A friend of mine confessed that he doesn’t like going to the Maundy Thursday and Good Friday services, because he always leaves church depressed.  As if that were a bad way to feel.

In our psychologically oriented, feel good society we tend to view depression as a malady to be treated as a sickness to be healed.  To be sure, a lot of what is diagnosed as depression is a mental illness which should be responded to with medication and talk therapy.

But there is a form of “depression”—or maybe a better term is sadness–which is actually a sign of good health. 

I’m sure I’m using the term depression  in a vernacular sense that will make clinical psychologists shudder.  The Mayo Clinic gives this definition of depression online: “Depression is a mood disorder that causes a persistent feeling of sadness and loss of interest.
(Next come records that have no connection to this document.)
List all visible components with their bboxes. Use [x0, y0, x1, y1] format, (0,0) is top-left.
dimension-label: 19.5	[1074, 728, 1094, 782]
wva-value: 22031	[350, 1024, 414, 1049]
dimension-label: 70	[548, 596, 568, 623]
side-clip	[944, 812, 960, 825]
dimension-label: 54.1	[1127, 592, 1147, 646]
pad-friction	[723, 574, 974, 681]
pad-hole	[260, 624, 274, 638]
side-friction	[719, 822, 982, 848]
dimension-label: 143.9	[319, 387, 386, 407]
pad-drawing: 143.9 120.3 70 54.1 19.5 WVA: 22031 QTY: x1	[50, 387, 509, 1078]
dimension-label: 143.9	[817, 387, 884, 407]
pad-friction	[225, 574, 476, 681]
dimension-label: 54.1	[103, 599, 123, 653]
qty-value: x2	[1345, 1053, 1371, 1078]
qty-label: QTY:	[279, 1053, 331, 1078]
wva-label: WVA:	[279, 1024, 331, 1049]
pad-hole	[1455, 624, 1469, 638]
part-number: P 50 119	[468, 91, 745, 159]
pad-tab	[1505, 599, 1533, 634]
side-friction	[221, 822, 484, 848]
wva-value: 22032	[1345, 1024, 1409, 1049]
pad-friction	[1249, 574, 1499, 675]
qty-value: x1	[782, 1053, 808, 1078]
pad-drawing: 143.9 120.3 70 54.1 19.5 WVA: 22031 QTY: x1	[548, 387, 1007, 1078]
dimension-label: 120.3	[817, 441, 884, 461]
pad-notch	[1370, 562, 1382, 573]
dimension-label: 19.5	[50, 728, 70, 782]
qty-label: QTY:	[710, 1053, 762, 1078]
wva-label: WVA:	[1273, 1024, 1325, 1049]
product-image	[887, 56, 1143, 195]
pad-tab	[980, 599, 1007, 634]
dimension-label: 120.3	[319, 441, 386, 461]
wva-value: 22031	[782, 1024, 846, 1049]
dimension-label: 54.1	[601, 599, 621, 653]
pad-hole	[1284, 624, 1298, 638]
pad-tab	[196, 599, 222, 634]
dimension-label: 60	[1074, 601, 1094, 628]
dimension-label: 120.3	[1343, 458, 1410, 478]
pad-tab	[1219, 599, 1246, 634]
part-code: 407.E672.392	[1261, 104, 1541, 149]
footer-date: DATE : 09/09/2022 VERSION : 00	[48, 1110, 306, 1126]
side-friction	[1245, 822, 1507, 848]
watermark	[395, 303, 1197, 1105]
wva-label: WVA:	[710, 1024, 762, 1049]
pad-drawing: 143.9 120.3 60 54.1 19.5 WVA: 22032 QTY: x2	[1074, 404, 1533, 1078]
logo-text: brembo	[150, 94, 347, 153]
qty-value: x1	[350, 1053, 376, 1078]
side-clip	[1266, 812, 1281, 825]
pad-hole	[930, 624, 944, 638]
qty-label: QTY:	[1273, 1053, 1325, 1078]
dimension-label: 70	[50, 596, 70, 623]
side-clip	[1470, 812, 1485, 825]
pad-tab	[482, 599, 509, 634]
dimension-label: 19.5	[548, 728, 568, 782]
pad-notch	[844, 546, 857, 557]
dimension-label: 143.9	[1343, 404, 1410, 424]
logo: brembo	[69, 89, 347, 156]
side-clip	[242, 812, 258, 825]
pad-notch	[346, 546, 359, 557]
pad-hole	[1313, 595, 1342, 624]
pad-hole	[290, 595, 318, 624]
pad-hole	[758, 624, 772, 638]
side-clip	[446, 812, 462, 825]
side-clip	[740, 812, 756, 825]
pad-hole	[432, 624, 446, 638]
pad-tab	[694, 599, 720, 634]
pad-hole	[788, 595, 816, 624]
Also called major depression, major depressive disorder or clinical depression, it affects how you feel, think and behave and can lead to a variety of emotional and physical problems.”

What I mean by depression definitely includes sad feelings, and it does affect how I feel, think and behave, but instead of leading to “a variety of emotional and physical problems,” it is caused by being awakened to my own spiritual predicament and, if I embrace it, becomes the very door to a renewed and amended life.

 When I got divorced, I became depressed.  That depression caused me to stop in my tracks—literally, I was emotionally paralyzed—which forced me to question the direction of my life.  It was like the statement of the airline pilot: “I have some good news and some bad news.  The bad news is that we’re lost.  The good news is that we’re making real good time.”

That post-divorce depression became the occasion for me to acknowledge that I was running in the wrong direction and repent—literally, turn around—and begin living my life differently.  A wake up call, if you will. 

That’s what Lent in general and Holy Week in particular is supposed to do—make you depressed, in a non-clinical, spiritual sense of the word.  It is meant to make you set aside your pleasure at how fast you are going—how much “progress” you are making in life–and force you to grapple with the question of direction.

Let me put it another way.  The biblical story says that the human condition was in such a bad way that extreme measures had to be taken by God to bring the patient(s) back to health.  God sent his Son to die.  For me.  For us.

“But I am (we are) not that sick, not terminally at least,” we protest.  “I might have a little spiritual flab here and there.  That’s why I give up this or that for Lent—to get back in spiritual shape.  I don’t need chemo or a transplant or anything that radical.”

But the Holy Week story insists that a radical response is needed to treat the human condition.  “True enough,” the Bible declares, “humans are created in God’s image, the imago Dei, as theologians like to say.  Humans are mysteriously and wondrously made.  The problem you have to face is that you are not God.  You are created in God’s image, but when you become dissatisfied with being a flight attendant and try to become the pilot, you wind up crashing the plane into the side of a mountain.  Painful for you and for everyone else who trusted you.”

That’s why going to church on Easter without having participated in Maundy Thursday and Good Friday is not health promoting.  It may be palliative, but not therapeutic.  Relief of pain is not to be equated with therapy.  Genuine therapy—physical, psychological and spiritual—actually causes pain in the process of promoting healing.  No pain.  No gain.

Living in the Holy Week story year after year is painful.  Walking with Jesus between the two Sundays—Palm and Ester—is depressing, in the colloquial sense of the word.  It is meant to bring you down, or rather back to your senses, not for the sake of causing pain but to the end that we get reoriented, one more time, and headed back in the right direction.

Or, as I heard at the beginning of worship Thursday evening, “Friends in Christ, in this Lenten season we have heard our Lord’s call to struggle against sin, death, and the devil — all that keeps us from loving God and each other.  Within the community of the church, God never wearies of forgiving sin and giving the peace of reconciliation. On this night let us confess our sin against God and our neighbor, and enter the celebration of the great Three Days reconciled with God and with one another.”